A local company’s application seeking to place Engen Petroleum Zimbabwe under provisional judicial management recently hit a snag after the High Court dismissed the application for want of prosecution.

BY CHARLES LAITON

High Court judge Justice Garainesu Mawadze granted the order on November 11 this year after the company, Total Solutions, failed to pursue the matter further.

“The application for an order for provisional judicial management which was made by the first respondent (Total Solutions) . . . be and is hereby dismissed for want of prosecution,” Justice Mawadze ruled, while slapping Total Solutions with costs of suit.

According to the court papers, sometime in August this year, Total Solutions instituted legal proceedings against Engen Petroleum seeking to have the latter placed under provisional judicial management, but the reasons behind the application were not made clear.

engen service station

In terms of the Companies Act, a company may be placed under judicial management for mismanagement or if for any other cause the company is probably unable to pay its debts and has not become, or is prevented from becoming, a successful concern.
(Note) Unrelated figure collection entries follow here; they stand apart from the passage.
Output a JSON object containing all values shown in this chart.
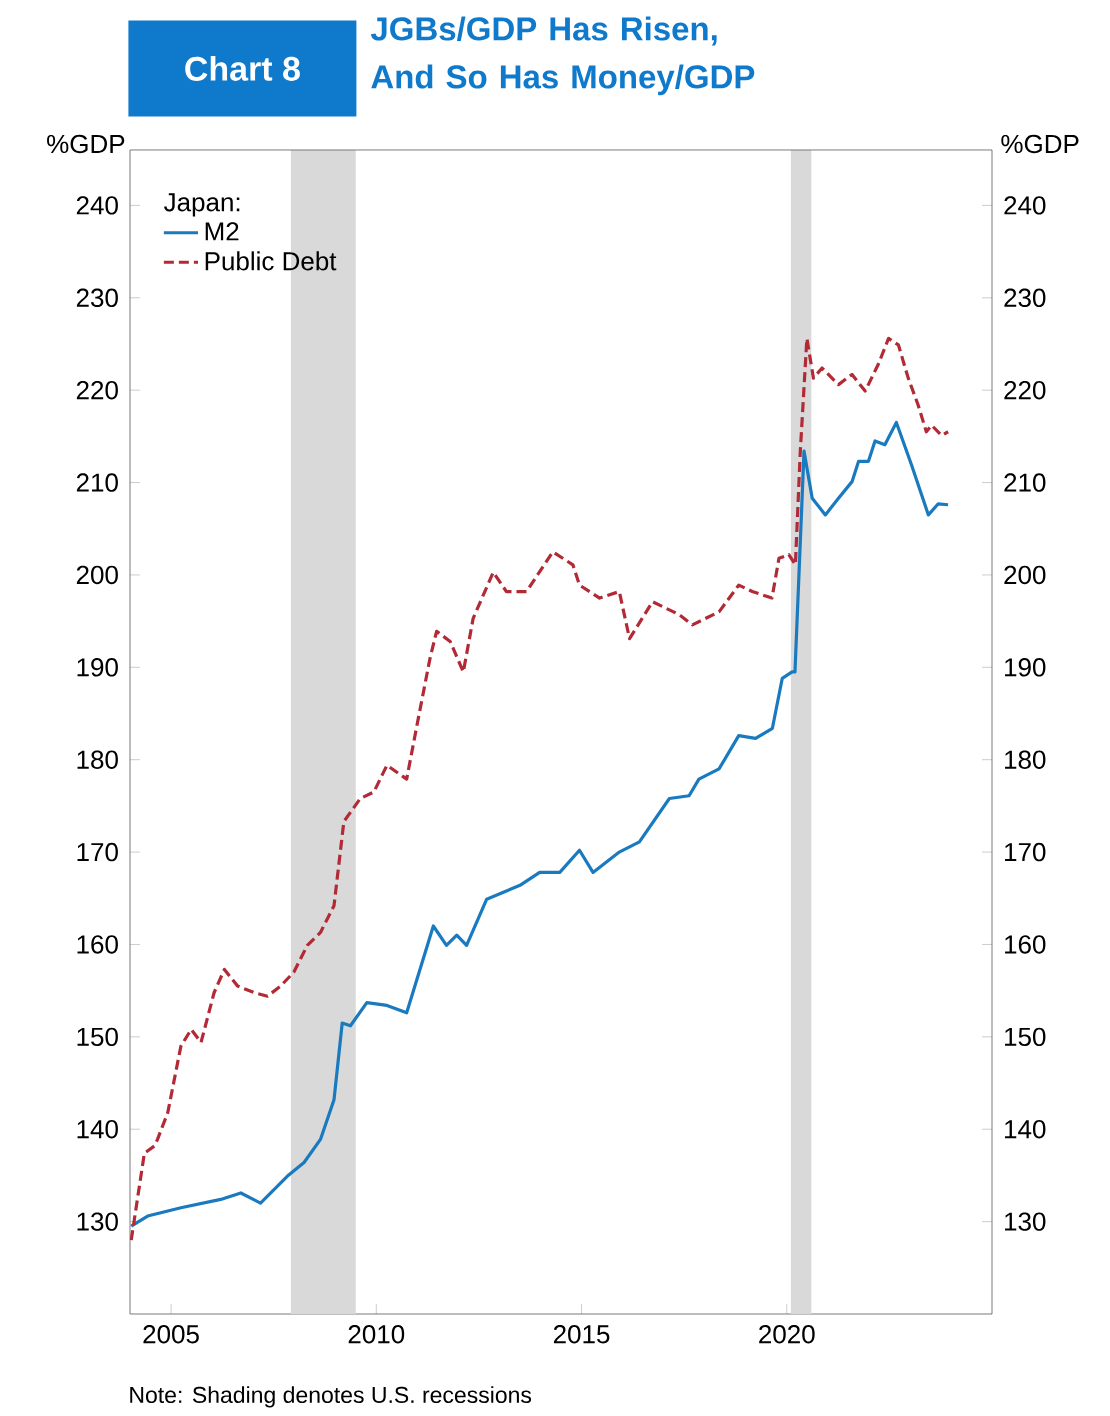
{
  "chart_data": {
    "type": "line",
    "title": "JGBs/GDP Has Risen, And So Has Money/GDP",
    "ylabel": "%GDP",
    "y2label": "%GDP",
    "legend_title": "Japan:",
    "annotations": [
      "Chart 8",
      "Note: Shading denotes U.S. recessions"
    ],
    "xlim": [
      2004,
      2025
    ],
    "xticks": [
      2005,
      2010,
      2015,
      2020
    ],
    "ylim": [
      120,
      246
    ],
    "yticks": [
      130,
      140,
      150,
      160,
      170,
      180,
      190,
      200,
      210,
      220,
      230,
      240
    ],
    "y2lim": [
      120,
      246
    ],
    "y2ticks": [
      130,
      140,
      150,
      160,
      170,
      180,
      190,
      200,
      210,
      220,
      230,
      240
    ],
    "legend": "top left",
    "grid": false,
    "bands": [
      {
        "axis": "x",
        "from": 2007.92,
        "to": 2009.5,
        "color": "#d9d9d9"
      },
      {
        "axis": "x",
        "from": 2020.1,
        "to": 2020.6,
        "color": "#d9d9d9"
      }
    ],
    "series": [
      {
        "name": "M2",
        "color": "#1a7abf",
        "line_style": "solid",
        "x": [
          2004.03,
          2004.43,
          2005.24,
          2006.21,
          2006.7,
          2007.18,
          2007.83,
          2008.24,
          2008.64,
          2008.97,
          2009.17,
          2009.37,
          2009.77,
          2010.26,
          2010.74,
          2011.39,
          2011.71,
          2011.96,
          2012.2,
          2012.69,
          2013.5,
          2013.98,
          2014.47,
          2014.95,
          2015.28,
          2015.92,
          2016.41,
          2017.14,
          2017.62,
          2017.86,
          2018.35,
          2018.83,
          2019.24,
          2019.65,
          2019.89,
          2020.13,
          2020.2,
          2020.42,
          2020.62,
          2020.94,
          2021.26,
          2021.59,
          2021.75,
          2021.99,
          2022.15,
          2022.39,
          2022.67,
          2023.04,
          2023.45,
          2023.69,
          2023.93
        ],
        "values": [
          129.5,
          130.6,
          131.5,
          132.4,
          133.1,
          132.0,
          134.9,
          136.4,
          138.9,
          143.2,
          151.5,
          151.2,
          153.7,
          153.4,
          152.6,
          162.0,
          159.9,
          161.0,
          159.9,
          164.9,
          166.4,
          167.8,
          167.8,
          170.2,
          167.8,
          170.0,
          171.1,
          175.8,
          176.1,
          177.9,
          179.0,
          182.6,
          182.3,
          183.4,
          188.8,
          189.5,
          189.5,
          213.4,
          208.3,
          206.5,
          208.3,
          210.1,
          212.3,
          212.3,
          214.5,
          214.1,
          216.5,
          211.9,
          206.5,
          207.7,
          207.6
        ]
      },
      {
        "name": "Public Debt",
        "color": "#b22a35",
        "line_style": "dashed",
        "x": [
          2004.03,
          2004.35,
          2004.6,
          2004.67,
          2004.92,
          2005.24,
          2005.49,
          2005.73,
          2006.05,
          2006.3,
          2006.62,
          2007.02,
          2007.35,
          2007.67,
          2007.99,
          2008.32,
          2008.64,
          2008.97,
          2009.21,
          2009.61,
          2009.94,
          2010.26,
          2010.74,
          2010.99,
          2011.31,
          2011.47,
          2011.8,
          2012.12,
          2012.36,
          2012.85,
          2013.17,
          2013.66,
          2014.3,
          2014.79,
          2014.95,
          2015.44,
          2015.92,
          2016.17,
          2016.73,
          2017.38,
          2017.7,
          2018.35,
          2018.83,
          2019.16,
          2019.64,
          2019.81,
          2020.05,
          2020.21,
          2020.33,
          2020.49,
          2020.65,
          2020.86,
          2021.26,
          2021.59,
          2021.91,
          2022.23,
          2022.48,
          2022.72,
          2022.96,
          2023.2,
          2023.4,
          2023.53,
          2023.77,
          2023.93
        ],
        "values": [
          128.0,
          137.4,
          138.2,
          138.9,
          141.8,
          149.0,
          150.8,
          149.4,
          154.8,
          157.3,
          155.5,
          154.8,
          154.4,
          155.5,
          157.0,
          159.9,
          161.3,
          164.2,
          173.3,
          175.8,
          176.5,
          179.4,
          177.9,
          183.7,
          191.0,
          193.9,
          192.8,
          189.5,
          195.3,
          200.3,
          198.2,
          198.2,
          202.5,
          201.1,
          198.9,
          197.5,
          198.2,
          193.1,
          197.1,
          195.7,
          194.6,
          196.0,
          198.9,
          198.2,
          197.5,
          201.8,
          202.2,
          201.1,
          213.4,
          225.6,
          221.3,
          222.4,
          220.6,
          221.7,
          219.9,
          222.8,
          225.6,
          224.9,
          221.3,
          218.4,
          215.5,
          216.2,
          215.1,
          215.5
        ]
      }
    ]
  }
}
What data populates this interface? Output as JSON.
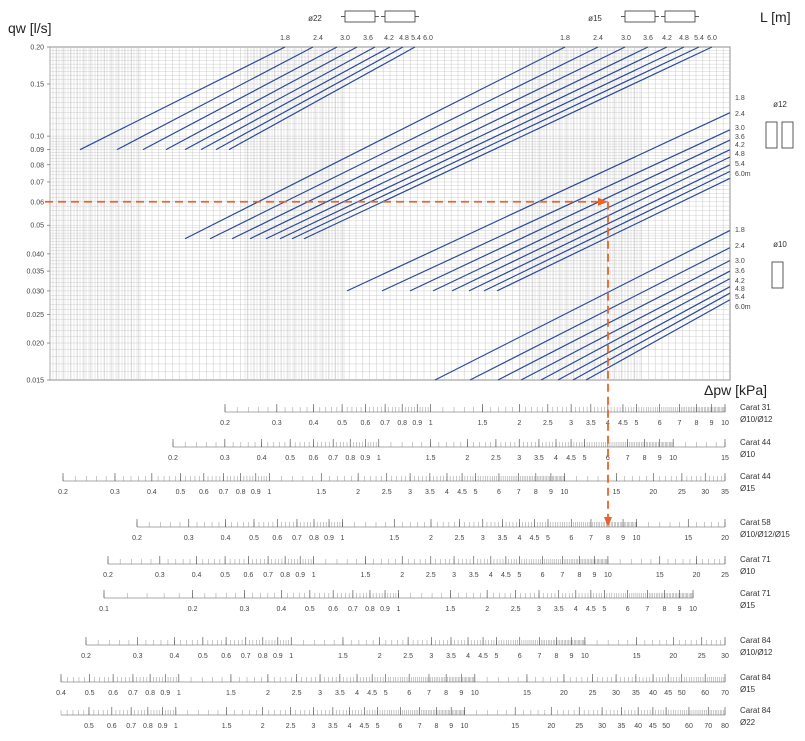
{
  "chart_data": {
    "type": "line",
    "ylabel": "qw [l/s]",
    "xlabel": "Δpw [kPa]",
    "length_label": "L [m]",
    "y_scale": "log",
    "ylim": [
      0.015,
      0.2
    ],
    "y_ticks": [
      "0.20",
      "0.15",
      "0.10",
      "0.09",
      "0.08",
      "0.07",
      "0.06",
      "0.05",
      "0.040",
      "0.035",
      "0.030",
      "0.025",
      "0.020",
      "0.015"
    ],
    "grid": true,
    "diameter_groups": [
      {
        "name": "ø22",
        "lengths": [
          "1.8",
          "2.4",
          "3.0",
          "3.6",
          "4.2",
          "4.8",
          "5.4",
          "6.0"
        ]
      },
      {
        "name": "ø15",
        "lengths": [
          "1.8",
          "2.4",
          "3.0",
          "3.6",
          "4.2",
          "4.8",
          "5.4",
          "6.0"
        ]
      },
      {
        "name": "ø12",
        "lengths": [
          "1.8",
          "2.4",
          "3.0",
          "3.6",
          "4.2",
          "4.8",
          "5.4",
          "6.0m"
        ]
      },
      {
        "name": "ø10",
        "lengths": [
          "1.8",
          "2.4",
          "3.0",
          "3.6",
          "4.2",
          "4.8",
          "5.4",
          "6.0m"
        ]
      }
    ],
    "example_path": {
      "qw": 0.06,
      "dp_kPa": 8,
      "scale": "Carat 58"
    },
    "scales": [
      {
        "name": "Carat 31",
        "sub": "Ø10/Ø12",
        "min": 0.2,
        "max": 10,
        "labels": [
          "0.2",
          "0.3",
          "0.4",
          "0.5",
          "0.6",
          "0.7",
          "0.8",
          "0.9",
          "1",
          "1.5",
          "2",
          "2.5",
          "3",
          "3.5",
          "4",
          "4.5",
          "5",
          "6",
          "7",
          "8",
          "9",
          "10"
        ]
      },
      {
        "name": "Carat 44",
        "sub": "Ø10",
        "min": 0.2,
        "max": 15,
        "labels": [
          "0.2",
          "0.3",
          "0.4",
          "0.5",
          "0.6",
          "0.7",
          "0.8",
          "0.9",
          "1",
          "1.5",
          "2",
          "2.5",
          "3",
          "3.5",
          "4",
          "4.5",
          "5",
          "6",
          "7",
          "8",
          "9",
          "10",
          "15"
        ]
      },
      {
        "name": "Carat 44",
        "sub": "Ø15",
        "min": 0.2,
        "max": 35,
        "labels": [
          "0.2",
          "0.3",
          "0.4",
          "0.5",
          "0.6",
          "0.7",
          "0.8",
          "0.9",
          "1",
          "1.5",
          "2",
          "2.5",
          "3",
          "3.5",
          "4",
          "4.5",
          "5",
          "6",
          "7",
          "8",
          "9",
          "10",
          "15",
          "20",
          "25",
          "30",
          "35"
        ]
      },
      {
        "name": "Carat 58",
        "sub": "Ø10/Ø12/Ø15",
        "min": 0.2,
        "max": 20,
        "labels": [
          "0.2",
          "0.3",
          "0.4",
          "0.5",
          "0.6",
          "0.7",
          "0.8",
          "0.9",
          "1",
          "1.5",
          "2",
          "2.5",
          "3",
          "3.5",
          "4",
          "4.5",
          "5",
          "6",
          "7",
          "8",
          "9",
          "10",
          "15",
          "20"
        ]
      },
      {
        "name": "Carat 71",
        "sub": "Ø10",
        "min": 0.2,
        "max": 25,
        "labels": [
          "0.2",
          "0.3",
          "0.4",
          "0.5",
          "0.6",
          "0.7",
          "0.8",
          "0.9",
          "1",
          "1.5",
          "2",
          "2.5",
          "3",
          "3.5",
          "4",
          "4.5",
          "5",
          "6",
          "7",
          "8",
          "9",
          "10",
          "15",
          "20",
          "25"
        ]
      },
      {
        "name": "Carat 71",
        "sub": "Ø15",
        "min": 0.1,
        "max": 10,
        "labels": [
          "0.1",
          "0.2",
          "0.3",
          "0.4",
          "0.5",
          "0.6",
          "0.7",
          "0.8",
          "0.9",
          "1",
          "1.5",
          "2",
          "2.5",
          "3",
          "3.5",
          "4",
          "4.5",
          "5",
          "6",
          "7",
          "8",
          "9",
          "10"
        ]
      },
      {
        "name": "Carat 84",
        "sub": "Ø10/Ø12",
        "min": 0.2,
        "max": 30,
        "labels": [
          "0.2",
          "0.3",
          "0.4",
          "0.5",
          "0.6",
          "0.7",
          "0.8",
          "0.9",
          "1",
          "1.5",
          "2",
          "2.5",
          "3",
          "3.5",
          "4",
          "4.5",
          "5",
          "6",
          "7",
          "8",
          "9",
          "10",
          "15",
          "20",
          "25",
          "30"
        ]
      },
      {
        "name": "Carat 84",
        "sub": "Ø15",
        "min": 0.4,
        "max": 70,
        "labels": [
          "0.4",
          "0.5",
          "0.6",
          "0.7",
          "0.8",
          "0.9",
          "1",
          "1.5",
          "2",
          "2.5",
          "3",
          "3.5",
          "4",
          "4.5",
          "5",
          "6",
          "7",
          "8",
          "9",
          "10",
          "15",
          "20",
          "25",
          "30",
          "35",
          "40",
          "45",
          "50",
          "60",
          "70"
        ]
      },
      {
        "name": "Carat 84",
        "sub": "Ø22",
        "min": 0.4,
        "max": 80,
        "labels": [
          "0.5",
          "0.6",
          "0.7",
          "0.8",
          "0.9",
          "1",
          "1.5",
          "2",
          "2.5",
          "3",
          "3.5",
          "4",
          "4.5",
          "5",
          "6",
          "7",
          "8",
          "9",
          "10",
          "15",
          "20",
          "25",
          "30",
          "35",
          "40",
          "45",
          "50",
          "60",
          "70",
          "80"
        ]
      }
    ]
  },
  "colors": {
    "curve": "#2a4a9a",
    "example": "#e8642c",
    "grid": "#bdbdbd",
    "grid_dense": "#d0d0d0",
    "axis": "#555555"
  }
}
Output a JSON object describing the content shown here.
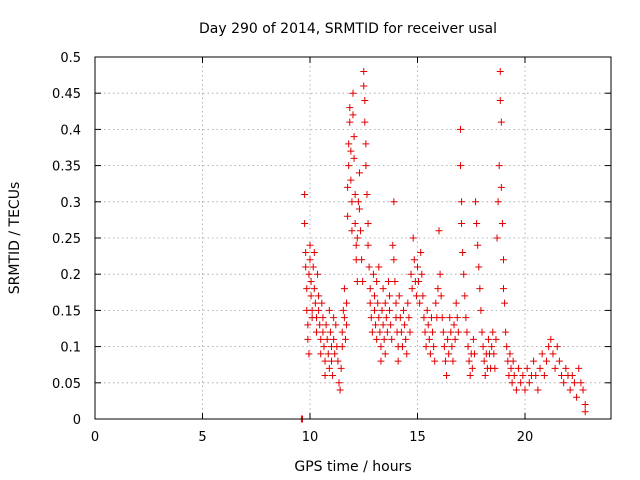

But, in the case of Engen Petroleum, the application for it to be placed under provisional judicial management was opposed following the filing of notice of opposition and an opposing affidavit by its managing director Cremion Mapfumba on August 31 this year.

After receiving the notice of opposition, Total Solutions is said to have failed to file an answering affidavit nor taken steps to set the matter down for hearing, prompting Engen Petroleum to file an application seeking the dismissal of the matter.

“The respondent (Total Solutions) has clearly shown a disinclination to pursue the matter. The application was filed against a background in which there had been a sale in execution of the applicant’s property (and) shortly after having filed the application, the respondent’s legal practitioners wrote to the Sheriff advising them that they had made the application and presumably requesting the Sheriff not to confirm the sale on that basis,” Mapfumba said.